Anger and sorrow are also the driving forces behind .5: The Gray Chapter. Balancing these emotions within the context of a metal album, without sounding forced or contrived, is no easy task, but Slipknot pulls it off with aplomb here. Take “AOV,” for starters, which alternates between furious verses and choruses you just have to sing along with before it slams the brakes completely and sinks into a bittersweet bridge section tailor-made for late nights under black lights. Or “Killpop,” a dark and twisted pseudo-ballad reminiscent of something from Vol. 3: The Subliminal Verses, minor and major key melodies intertwining and tightening like piano wire until the song explodes into complete chaos.
There’s a more mature sense of violent abandon here than we’ve heard before, and calculated, as if each swipe of the band’s musical blade is carefully measured before it sinks into flesh. Tracks like “Sarcastrophe,” “Nomadic,” and “The Negative One” tread familiar terrain, but with fresh vigor. Each will no doubt go over like a storm in a live atmosphere.
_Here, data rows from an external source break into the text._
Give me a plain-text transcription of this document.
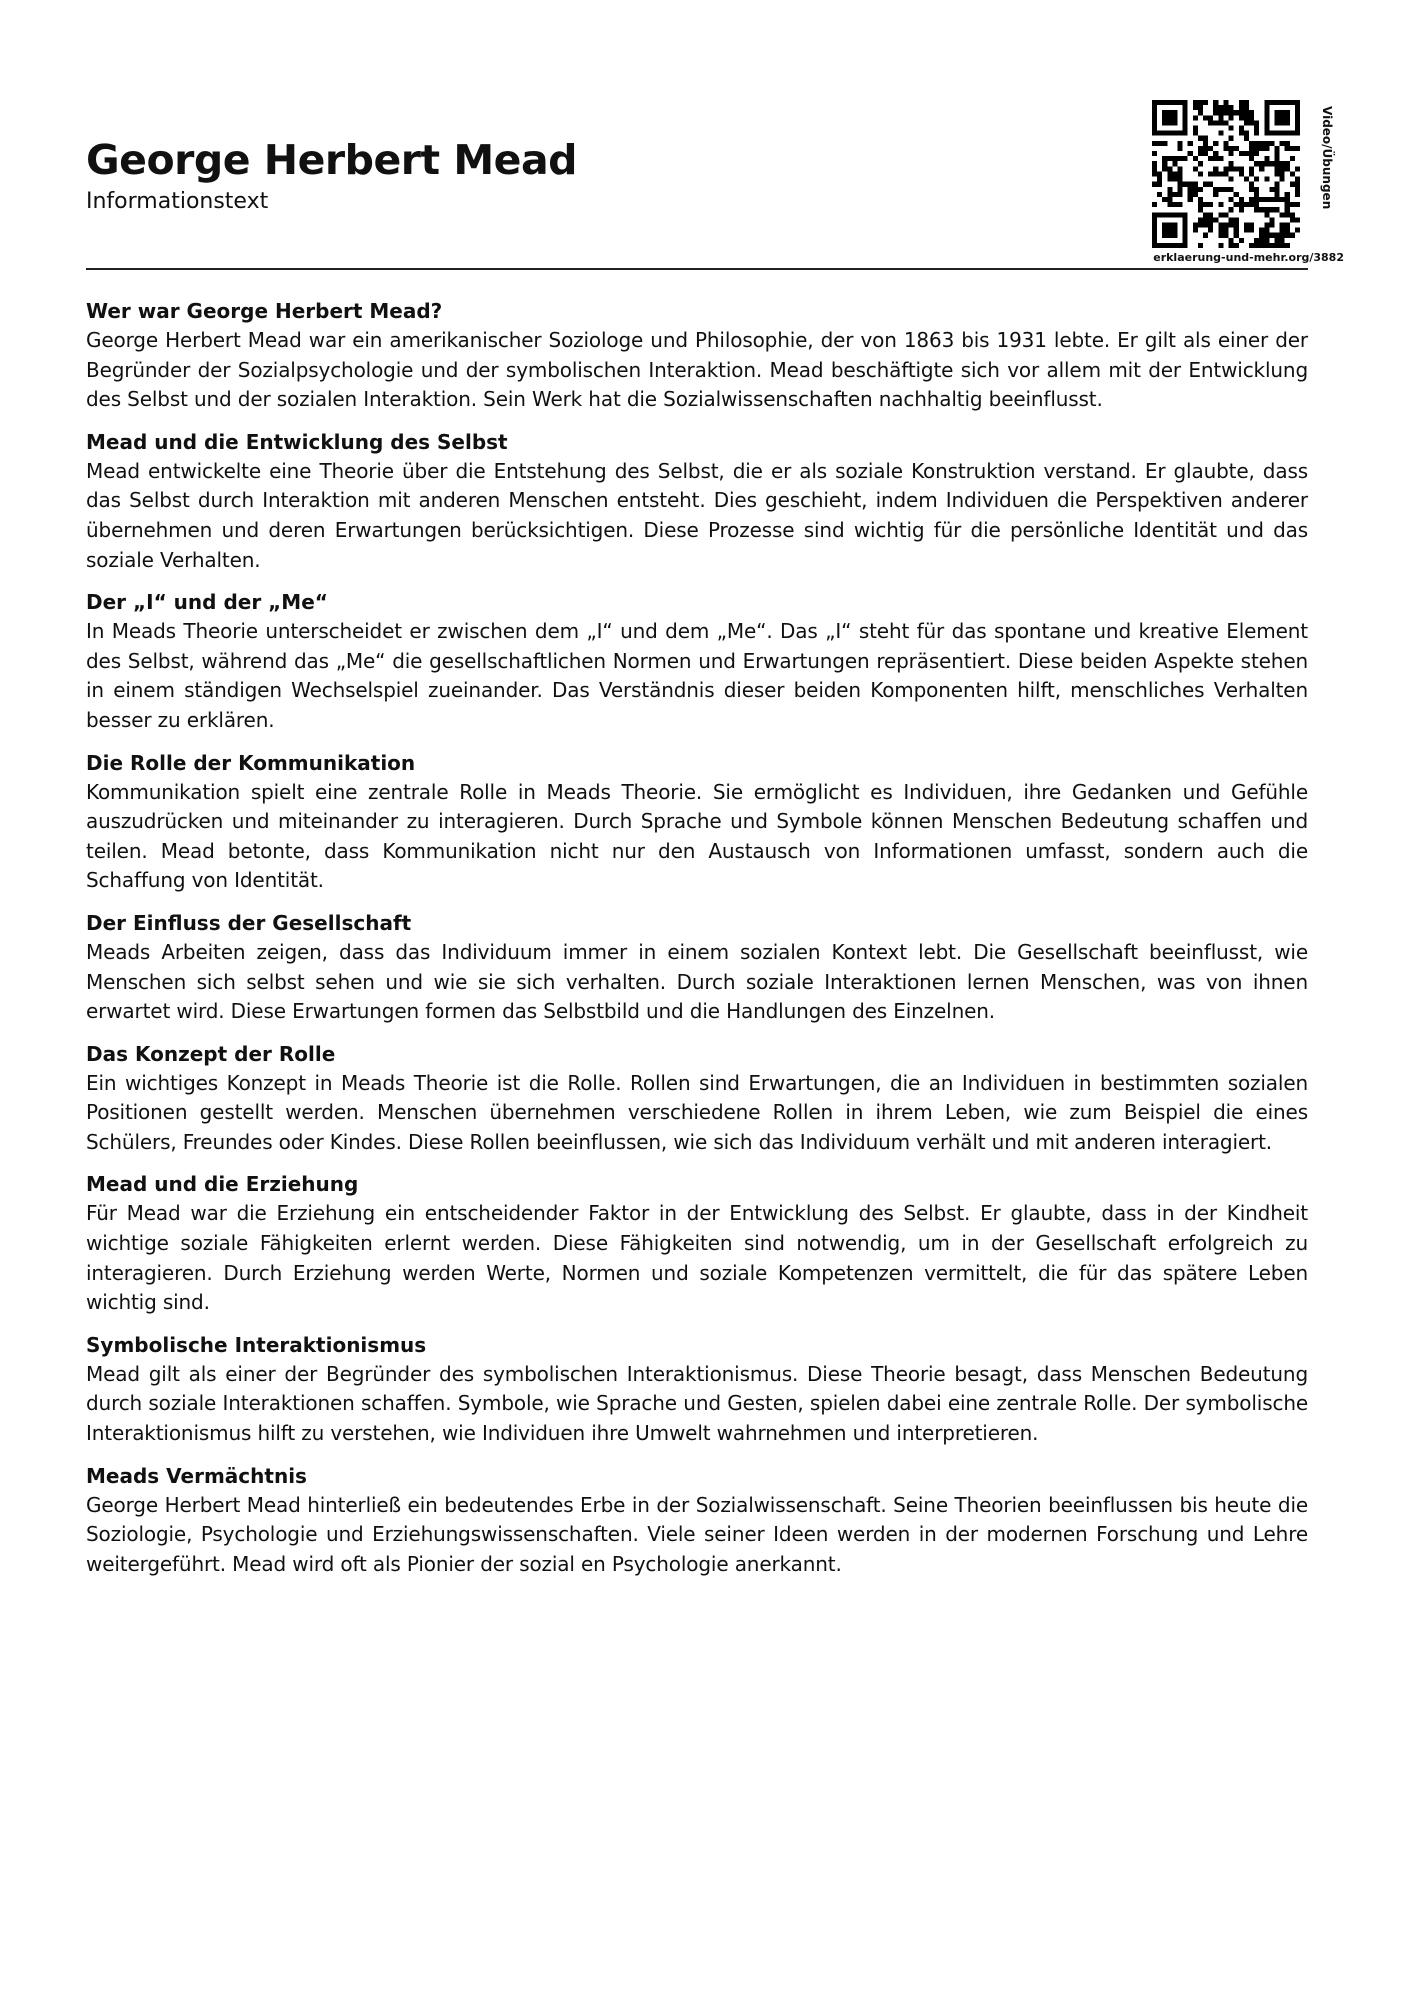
George Herbert Mead
Informationstext	Video/Übungen
erklaerung-und-mehr.org/3882
Wer war George Herbert Mead?

George Herbert Mead war ein amerikanischer Soziologe und Philosophie, der von 1863 bis 1931 lebte. Er gilt als einer der Begründer der Sozialpsychologie und der symbolischen Interaktion. Mead beschäftigte sich vor allem mit der Entwicklung des Selbst und der sozialen Interaktion. Sein Werk hat die Sozialwissenschaften nachhaltig beeinflusst.

Mead und die Entwicklung des Selbst

Mead entwickelte eine Theorie über die Entstehung des Selbst, die er als soziale Konstruktion verstand. Er glaubte, dass das Selbst durch Interaktion mit anderen Menschen entsteht. Dies geschieht, indem Individuen die Perspektiven anderer übernehmen und deren Erwartungen berücksichtigen. Diese Prozesse sind wichtig für die persönliche Identität und das soziale Verhalten.

Der „I“ und der „Me“

In Meads Theorie unterscheidet er zwischen dem „I“ und dem „Me“. Das „I“ steht für das spontane und kreative Element des Selbst, während das „Me“ die gesellschaftlichen Normen und Erwartungen repräsentiert. Diese beiden Aspekte stehen in einem ständigen Wechselspiel zueinander. Das Verständnis dieser beiden Komponenten hilft, menschliches Verhalten besser zu erklären.

Die Rolle der Kommunikation

Kommunikation spielt eine zentrale Rolle in Meads Theorie. Sie ermöglicht es Individuen, ihre Gedanken und Gefühle auszudrücken und miteinander zu interagieren. Durch Sprache und Symbole können Menschen Bedeutung schaffen und teilen. Mead betonte, dass Kommunikation nicht nur den Austausch von Informationen umfasst, sondern auch die Schaffung von Identität.

Der Einfluss der Gesellschaft

Meads Arbeiten zeigen, dass das Individuum immer in einem sozialen Kontext lebt. Die Gesellschaft beeinflusst, wie Menschen sich selbst sehen und wie sie sich verhalten. Durch soziale Interaktionen lernen Menschen, was von ihnen erwartet wird. Diese Erwartungen formen das Selbstbild und die Handlungen des Einzelnen.

Das Konzept der Rolle

Ein wichtiges Konzept in Meads Theorie ist die Rolle. Rollen sind Erwartungen, die an Individuen in bestimmten sozialen Positionen gestellt werden. Menschen übernehmen verschiedene Rollen in ihrem Leben, wie zum Beispiel die eines Schülers, Freundes oder Kindes. Diese Rollen beeinflussen, wie sich das Individuum verhält und mit anderen interagiert.

Mead und die Erziehung

Für Mead war die Erziehung ein entscheidender Faktor in der Entwicklung des Selbst. Er glaubte, dass in der Kindheit wichtige soziale Fähigkeiten erlernt werden. Diese Fähigkeiten sind notwendig, um in der Gesellschaft erfolgreich zu interagieren. Durch Erziehung werden Werte, Normen und soziale Kompetenzen vermittelt, die für das spätere Leben wichtig sind.

Symbolische Interaktionismus

Mead gilt als einer der Begründer des symbolischen Interaktionismus. Diese Theorie besagt, dass Menschen Bedeutung durch soziale Interaktionen schaffen. Symbole, wie Sprache und Gesten, spielen dabei eine zentrale Rolle. Der symbolische Interaktionismus hilft zu verstehen, wie Individuen ihre Umwelt wahrnehmen und interpretieren.

Meads Vermächtnis

George Herbert Mead hinterließ ein bedeutendes Erbe in der Sozialwissenschaft. Seine Theorien beeinflussen bis heute die Soziologie, Psychologie und Erziehungswissenschaften. Viele seiner Ideen werden in der modernen Forschung und Lehre weitergeführt. Mead wird oft als Pionier der sozial en Psychologie anerkannt.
And, quite simply, this album just sounds scary…in the best way possible. “Custer,” “The One That Kills The Least,” and interlude “Be Prepared For Hell” play like excerpts of a horror movie that exists only in the band’s mind—or the listener’s. Even the members’ new masks seem to reflect this, Corey’s and Clown’s in particular; the former conjures imagery of serial killer Ed Gein, who danced under the moonlight wearing the skin of his victims, and the latter is most certainly not something you’d want to see peering down at you when you wake in the middle of the night.
.5: The Gray Chapter also feels rather more organic than 2008’s All Hope Is Gone, which is surprising, perhaps, considering the band had lost two of its primary songwriters in Paul Gray and Joey Jordison since then. Tributes to the passing of Gray are felt all over the album, lyrically as in the chorus of “Skeptic,” where Corey shouts, “The world will never see another crazy motherfucker like you; the world will never know another man as amazing as you,” and musically, with guitarist Jim Root (who handled much of the writing this time around) subconsciously channeling Gray’s spirit during the creative process.
But there are curveballs, too, the band clearly not interested in just proving to the naysayers that they can still rage at full clip for an hour straight. “Goodbye” sounds almost uplifting, dare I say heartwarming at times, album opener “XIX” plunging even deeper into unexpected territory by utilizing glockenspiels and keyboards beneath the anguished poetics of what may be Corey Taylor’s most powerful performance yet.
As an album, .5: The Gray Chapter is something of a small miracle, considering that many fans—and some of the band’s members, maybe—didn’t expect it to happen. Even before the passing of Paul Gray, the question was there: Will there ever be a new Slipknot album? But this is a band that thrives when threatened, when doubted, when challenged. Without that anger, without that sorrow, this album might not exist.
And that would have been a terrible shame because it’s one of the greatest of the band’s career.
.5: The Gray Chapter is available October 21 via Roadrunner Records.